The Condor system [#LitzkowCAHOI##1#] is one of the most advanced load
sharing systems to date. It operates in a workstation environment, aiming to
maximise the utilisation of workstations with as little interference as
possible between the jobs it schedules and the activities of the people who own
the workstations. It identifies idle workstations and schedules background jobs
on them. When the owner of a workstation resumes activity at a station, Condor
checkpoints the remote job running on the node and transfers it to another
machine. They claim that the overhead needed to support remote execution is
very low.
The Condor project has conducted work in three major areas:
- The gathering and analysis of workstation usage patterns.
- The exploration of algorithms for the management of idle workstation
capacity.
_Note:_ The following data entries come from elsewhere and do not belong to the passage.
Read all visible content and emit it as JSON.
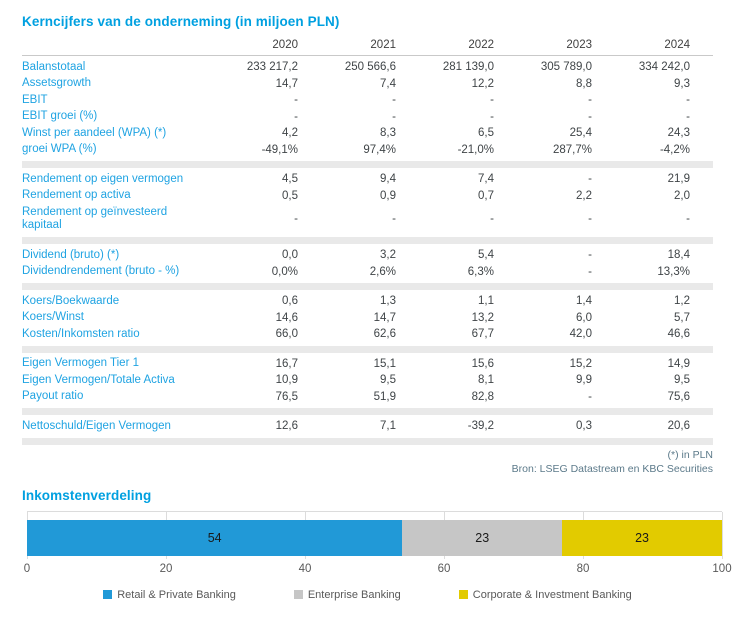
{
  "table": {
    "title": "Kerncijfers van de onderneming (in miljoen PLN)",
    "years": [
      "2020",
      "2021",
      "2022",
      "2023",
      "2024"
    ],
    "groups": [
      {
        "rows": [
          {
            "label": "Balanstotaal",
            "values": [
              "233 217,2",
              "250 566,6",
              "281 139,0",
              "305 789,0",
              "334 242,0"
            ]
          },
          {
            "label": "Assetsgrowth",
            "values": [
              "14,7",
              "7,4",
              "12,2",
              "8,8",
              "9,3"
            ]
          },
          {
            "label": "EBIT",
            "values": [
              "-",
              "-",
              "-",
              "-",
              "-"
            ]
          },
          {
            "label": "EBIT groei (%)",
            "values": [
              "-",
              "-",
              "-",
              "-",
              "-"
            ]
          },
          {
            "label": "Winst per aandeel (WPA) (*)",
            "values": [
              "4,2",
              "8,3",
              "6,5",
              "25,4",
              "24,3"
            ]
          },
          {
            "label": "groei WPA (%)",
            "values": [
              "-49,1%",
              "97,4%",
              "-21,0%",
              "287,7%",
              "-4,2%"
            ]
          }
        ]
      },
      {
        "rows": [
          {
            "label": "Rendement op eigen vermogen",
            "values": [
              "4,5",
              "9,4",
              "7,4",
              "-",
              "21,9"
            ]
          },
          {
            "label": "Rendement op activa",
            "values": [
              "0,5",
              "0,9",
              "0,7",
              "2,2",
              "2,0"
            ]
          },
          {
            "label": "Rendement op geïnvesteerd kapitaal",
            "values": [
              "-",
              "-",
              "-",
              "-",
              "-"
            ]
          }
        ]
      },
      {
        "rows": [
          {
            "label": "Dividend (bruto) (*)",
            "values": [
              "0,0",
              "3,2",
              "5,4",
              "-",
              "18,4"
            ]
          },
          {
            "label": "Dividendrendement (bruto - %)",
            "values": [
              "0,0%",
              "2,6%",
              "6,3%",
              "-",
              "13,3%"
            ]
          }
        ]
      },
      {
        "rows": [
          {
            "label": "Koers/Boekwaarde",
            "values": [
              "0,6",
              "1,3",
              "1,1",
              "1,4",
              "1,2"
            ]
          },
          {
            "label": "Koers/Winst",
            "values": [
              "14,6",
              "14,7",
              "13,2",
              "6,0",
              "5,7"
            ]
          },
          {
            "label": "Kosten/Inkomsten ratio",
            "values": [
              "66,0",
              "62,6",
              "67,7",
              "42,0",
              "46,6"
            ]
          }
        ]
      },
      {
        "rows": [
          {
            "label": "Eigen Vermogen Tier 1",
            "values": [
              "16,7",
              "15,1",
              "15,6",
              "15,2",
              "14,9"
            ]
          },
          {
            "label": "Eigen Vermogen/Totale Activa",
            "values": [
              "10,9",
              "9,5",
              "8,1",
              "9,9",
              "9,5"
            ]
          },
          {
            "label": "Payout ratio",
            "values": [
              "76,5",
              "51,9",
              "82,8",
              "-",
              "75,6"
            ]
          }
        ]
      },
      {
        "rows": [
          {
            "label": "Nettoschuld/Eigen Vermogen",
            "values": [
              "12,6",
              "7,1",
              "-39,2",
              "0,3",
              "20,6"
            ]
          }
        ]
      }
    ],
    "footnote_line1": "(*) in PLN",
    "footnote_line2": "Bron: LSEG Datastream en KBC Securities"
  },
  "chart": {
    "title": "Inkomstenverdeling"
  },
  "chart_data": {
    "type": "bar",
    "subtype": "horizontal-stacked",
    "title": "Inkomstenverdeling",
    "categories": [
      "Inkomstenverdeling"
    ],
    "series": [
      {
        "name": "Retail & Private Banking",
        "values": [
          54
        ],
        "color": "#2199D7"
      },
      {
        "name": "Enterprise Banking",
        "values": [
          23
        ],
        "color": "#C6C6C6"
      },
      {
        "name": "Corporate & Investment Banking",
        "values": [
          23
        ],
        "color": "#E2CB00"
      }
    ],
    "xlim": [
      0,
      100
    ],
    "xticks": [
      0,
      20,
      40,
      60,
      80,
      100
    ],
    "grid": true,
    "legend_position": "bottom"
  },
  "colors": {
    "accent_blue": "#00A0E0",
    "row_label_blue": "#1FA3E2",
    "value_text": "#3F4447",
    "divider_band": "#E9E9E9",
    "footnote_text": "#5C7A8A",
    "axis_text": "#595959"
  }
}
This resulted in the design of the Up-Down algorithm
[#MutkaSRPCI##1#] which allows fair access to remote capacity for light users
of the system in spite of large demands from heavy users.
- The development of remote execution facilities, known as Remote Unix
[#LitzkowRU##1#].
In order to make the Condor system attractive to its potential users several
issues requiring attention were identified:
- The placement of background jobs should be transparent to users. The
system should be responsible for knowing when workstations are idle and the
jobs should be location transparent.
- If a remote site running a background job were to fail the job should
be restarted automatically at some other location.
- Access to remote cycles should be fair.
- The mechanisms for implementing the system should not consume
sufficient resources to interfere with other activity.